My flight from Australia arrived early morning and to help my body get used to the different time zone I was determined to keep busy until the sun set. A walking tour of Edinburgh combined with photography advice seemed like the perfect way to adjust to UK time and enjoy the sights. My art teacher was also arriving that day so she and I had signed up to join a small walking tour of Edinburgh’s old town led by local photographer Will from Iconic Tours.

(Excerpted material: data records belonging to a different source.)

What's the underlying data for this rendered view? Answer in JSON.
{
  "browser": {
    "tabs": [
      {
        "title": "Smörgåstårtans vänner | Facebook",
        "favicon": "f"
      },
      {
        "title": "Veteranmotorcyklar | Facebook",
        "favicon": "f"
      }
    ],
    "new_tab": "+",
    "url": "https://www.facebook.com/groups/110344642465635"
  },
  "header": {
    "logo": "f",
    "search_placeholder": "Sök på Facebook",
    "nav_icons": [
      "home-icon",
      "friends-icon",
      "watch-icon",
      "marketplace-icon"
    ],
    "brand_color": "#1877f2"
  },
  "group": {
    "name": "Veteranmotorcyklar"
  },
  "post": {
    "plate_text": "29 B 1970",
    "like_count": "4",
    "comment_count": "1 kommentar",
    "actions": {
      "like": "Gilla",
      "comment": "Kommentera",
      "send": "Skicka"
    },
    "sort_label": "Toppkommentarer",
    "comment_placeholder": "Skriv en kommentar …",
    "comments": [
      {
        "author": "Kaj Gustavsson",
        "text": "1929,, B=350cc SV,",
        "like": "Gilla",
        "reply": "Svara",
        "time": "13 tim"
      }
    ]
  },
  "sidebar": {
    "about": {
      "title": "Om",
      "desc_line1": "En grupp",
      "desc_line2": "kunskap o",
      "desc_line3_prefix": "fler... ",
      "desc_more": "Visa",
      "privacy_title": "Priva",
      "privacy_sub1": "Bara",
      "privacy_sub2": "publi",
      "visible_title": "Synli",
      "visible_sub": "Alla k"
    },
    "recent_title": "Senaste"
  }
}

We met Will outside the main entrance of St Giles Cathedral where he took us through aperture and shutter priority, two settings that would make taking photographs easier without relying on auto. The clouds above us were ominous, the tour would go on regardless and Will had a plan if the weather really turned to shite. The technical aspect is not all that we learned, we were encouraged and guided to look at potential subjects from a different perspective.
Inside St Giles Cathedral
Detail of the caarved stone portico at the main entrance to St. Giles Cathedral
Dragon gargoyles on St Giles exterior
One of the numerous characters carved into the facade surrounding the main entrance
View of St Giles from Parliament Square
The statue was erected in 1685 as a tribute to Charles II (1630-1685). This life size stature depicts Charles dressed in Roman military dress. It is situated in Parliament Square, in front of the Parliament Buildings and behind St Giles Cathedral
The Royal Mile forms the main thoroughfare through Edinburgh’s old town, popular with tourists it is home to many shops selling whisky, fudge, tartan scarves, kilts and various other souvenirs. Groups of tourists following guides in kilts compete for prime position in front of the main sights, the sound of bagpipes being played fills the air and attracts the interest of happy snappers as does the various street performers now using the pedestrian zone as their stage. The red phone booths are perfect for experimenting with shutter speed, stopping people in their tracks with a fast shutter speed and creating a feeling of movement with a slower one. Here we also try using manual mode, previous experiments helps me understand the theory however the time it takes for me to capture the shot is longer and the experience a little frustrating.
As the main square fills with people we venture to quieter parts of town to hone our skills, such as the Council Chambers carpark, Advocates Close and Parliament Square. Will shows us a series of golden handprints in the footpath, recipients of the Edinburgh Award and we listen to him tell the tale of John Knox and his final resting place which is now a carpark near St Giles.
Crowds on the Royal Mile, Edinburgh
Traditional red phone booths on the Royal Mile
Author JK Rowling last year became the second recipient of the Edinburgh Award and her handprints can be seen in the City Chambers quadrangle.
Writing dating back several centuries can be seen above a doorway in Advocate’s Close
Playing with depth of field
Experimenting with shutter speed on the Royal Mile and starring tour guide Will
View of the Scott Monument from Advocate’s Close on the Royal Mile
Getting off the Royal Mile and exploring the other parts of the old town is a must, Victoria Street is a colourful and beautiful part of the city lined with popular restaurants, bars and cafes. It is easy to see why it is so popular with photographers on instagram. Will recommended a few places for dinner and some cheap eats for lunch, sadly we never got there but it is something to look forward to on my next trip to Scotland, whenever that may be.
The Princes St Garden is a beautiful place to take a walk in spring, the tulips are in bloom and the garden beds are filled with vibrant colour. Viewing the castle from below the rock will give you an appreciation of the effort and engineering that went into creating such a formidable looking and enduring structure, Edinburgh Castle dominates the skyline.
Three hours well spent, the tour only cost $100AUD and in addition Will emailed a document containing all his tips and advice. Had I not signed up for the tour I probably would have found myself wandering aimlessly all afternoon and I would have missed all those wonderful photo opportunities.
Looking up at the castle from the Princes St Gardens
Princes Street Garden and the Scott Monument can be seen in the background
The Call Statue. The Scottish American Memorial, or Scots American War Memorial
Edinburgh’s old town skyline
George Heriot’s School from Victoria Street
Gorgeous blooms in the Princes St gardens
Experimenting with the ‘ghost’ technique
Deacon Brodie’s Tavern
Victoria Street, Edinburgh
Edinburgh Castle as seen from the Princes Street Gardens. The Ross Fountain can be seen in the foreground and has stood in West Princes Street Gardens for more than 140 years.